BLS does not split dental service organization (DSO: Heartland, Aspen, Pacific, Smile Brands) from solo private practice. In Mississippi, DSO-employed dentists typically start at or above BLS median with production-bonus upside but cap below long-tenure solo owner total earnings. Solo private practice in Mississippi pays below DSO at the associate level but compounds via ownership equity, equipment depreciation, and tax-deferred retirement contributions over a 10-20 year career.
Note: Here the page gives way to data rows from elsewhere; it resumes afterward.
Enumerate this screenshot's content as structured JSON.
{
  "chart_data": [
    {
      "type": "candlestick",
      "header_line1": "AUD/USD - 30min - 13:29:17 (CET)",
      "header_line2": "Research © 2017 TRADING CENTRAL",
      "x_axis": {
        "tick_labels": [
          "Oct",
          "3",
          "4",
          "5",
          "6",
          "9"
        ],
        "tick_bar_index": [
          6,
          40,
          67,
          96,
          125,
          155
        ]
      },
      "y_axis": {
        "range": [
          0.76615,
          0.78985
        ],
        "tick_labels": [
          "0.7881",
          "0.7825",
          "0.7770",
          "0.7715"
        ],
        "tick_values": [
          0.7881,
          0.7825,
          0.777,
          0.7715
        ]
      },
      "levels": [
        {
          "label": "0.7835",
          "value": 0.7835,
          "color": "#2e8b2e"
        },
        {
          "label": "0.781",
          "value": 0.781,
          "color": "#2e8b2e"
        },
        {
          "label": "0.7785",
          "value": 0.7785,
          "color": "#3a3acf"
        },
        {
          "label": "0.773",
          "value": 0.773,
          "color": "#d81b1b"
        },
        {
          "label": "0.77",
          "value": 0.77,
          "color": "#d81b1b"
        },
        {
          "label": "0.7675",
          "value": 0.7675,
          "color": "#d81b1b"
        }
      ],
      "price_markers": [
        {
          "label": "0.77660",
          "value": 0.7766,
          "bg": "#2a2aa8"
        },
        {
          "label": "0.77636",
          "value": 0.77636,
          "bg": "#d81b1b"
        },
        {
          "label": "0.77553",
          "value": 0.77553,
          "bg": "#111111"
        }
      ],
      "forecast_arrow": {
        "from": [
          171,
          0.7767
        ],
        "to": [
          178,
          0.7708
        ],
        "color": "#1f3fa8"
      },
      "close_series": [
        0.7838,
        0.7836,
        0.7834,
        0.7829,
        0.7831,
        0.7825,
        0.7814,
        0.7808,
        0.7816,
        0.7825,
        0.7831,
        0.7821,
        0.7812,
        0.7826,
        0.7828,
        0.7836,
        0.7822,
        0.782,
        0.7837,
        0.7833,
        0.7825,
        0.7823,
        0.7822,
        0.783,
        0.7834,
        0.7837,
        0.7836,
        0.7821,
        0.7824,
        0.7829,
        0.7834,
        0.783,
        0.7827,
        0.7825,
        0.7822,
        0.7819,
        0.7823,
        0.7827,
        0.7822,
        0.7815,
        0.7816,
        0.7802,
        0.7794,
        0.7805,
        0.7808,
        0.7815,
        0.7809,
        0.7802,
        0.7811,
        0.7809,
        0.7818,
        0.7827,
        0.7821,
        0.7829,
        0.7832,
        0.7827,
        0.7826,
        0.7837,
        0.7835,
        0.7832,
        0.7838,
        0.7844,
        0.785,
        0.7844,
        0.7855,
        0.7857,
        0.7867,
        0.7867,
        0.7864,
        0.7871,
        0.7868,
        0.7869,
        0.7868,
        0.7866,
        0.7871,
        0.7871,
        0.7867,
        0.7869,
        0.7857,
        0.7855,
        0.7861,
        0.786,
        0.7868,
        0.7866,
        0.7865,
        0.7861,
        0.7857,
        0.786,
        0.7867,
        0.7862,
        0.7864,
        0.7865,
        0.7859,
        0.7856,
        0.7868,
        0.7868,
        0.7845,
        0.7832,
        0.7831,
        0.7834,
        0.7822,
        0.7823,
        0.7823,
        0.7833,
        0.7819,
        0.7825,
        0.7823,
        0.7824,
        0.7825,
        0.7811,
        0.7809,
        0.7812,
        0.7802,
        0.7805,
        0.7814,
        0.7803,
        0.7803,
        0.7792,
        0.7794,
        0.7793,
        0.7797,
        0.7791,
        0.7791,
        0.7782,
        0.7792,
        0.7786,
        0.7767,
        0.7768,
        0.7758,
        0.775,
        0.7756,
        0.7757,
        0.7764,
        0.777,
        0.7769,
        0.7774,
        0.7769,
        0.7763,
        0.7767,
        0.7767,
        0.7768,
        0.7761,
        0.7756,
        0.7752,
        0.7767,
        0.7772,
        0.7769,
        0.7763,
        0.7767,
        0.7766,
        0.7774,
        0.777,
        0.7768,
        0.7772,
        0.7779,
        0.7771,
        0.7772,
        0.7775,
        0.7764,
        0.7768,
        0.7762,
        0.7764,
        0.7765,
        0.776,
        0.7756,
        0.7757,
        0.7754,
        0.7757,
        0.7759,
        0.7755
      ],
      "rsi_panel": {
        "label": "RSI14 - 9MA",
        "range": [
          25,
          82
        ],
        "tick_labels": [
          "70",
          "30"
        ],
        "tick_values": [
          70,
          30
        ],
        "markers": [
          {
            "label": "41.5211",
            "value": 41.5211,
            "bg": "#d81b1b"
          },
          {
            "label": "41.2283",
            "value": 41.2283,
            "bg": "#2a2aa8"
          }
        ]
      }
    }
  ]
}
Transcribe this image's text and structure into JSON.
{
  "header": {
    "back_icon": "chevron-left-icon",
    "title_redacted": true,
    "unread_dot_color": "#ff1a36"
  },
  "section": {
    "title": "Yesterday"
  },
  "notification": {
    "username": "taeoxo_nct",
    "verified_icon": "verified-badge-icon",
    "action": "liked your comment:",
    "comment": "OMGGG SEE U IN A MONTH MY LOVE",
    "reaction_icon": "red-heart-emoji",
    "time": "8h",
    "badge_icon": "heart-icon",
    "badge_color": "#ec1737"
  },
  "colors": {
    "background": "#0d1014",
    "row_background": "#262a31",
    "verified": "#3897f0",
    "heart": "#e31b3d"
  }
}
Specialist dentists (orthodontists, oral surgeons, endodontists, periodontists) in Mississippi are tracked under different SOC codes (29-1022, 29-1023, 29-1024) and earn substantially above general-dentist medians.

Sources & methodology

  • U.S. Bureau of Labor Statistics — Occupational Employment and Wage Statistics (OES), SOC 29-1021, 2024 reference period.
  • U.S. Bureau of Economic Analysis — Regional Price Parities, 2023 vintage (all-items, goods, services, rents).
  • Real-wage figures = nominal BLS wage ÷ (state RPP / 100).
  • See the methodology page for full computation details and limitations.

Cross-comparison: see how Mississippi Dentist pay ranks against the other 254 state × occupation pages on the Real Wage Atlas → — four-way ranking by real wage, after-tax take-home, state-tax savings, and cost-of-living arbitrage.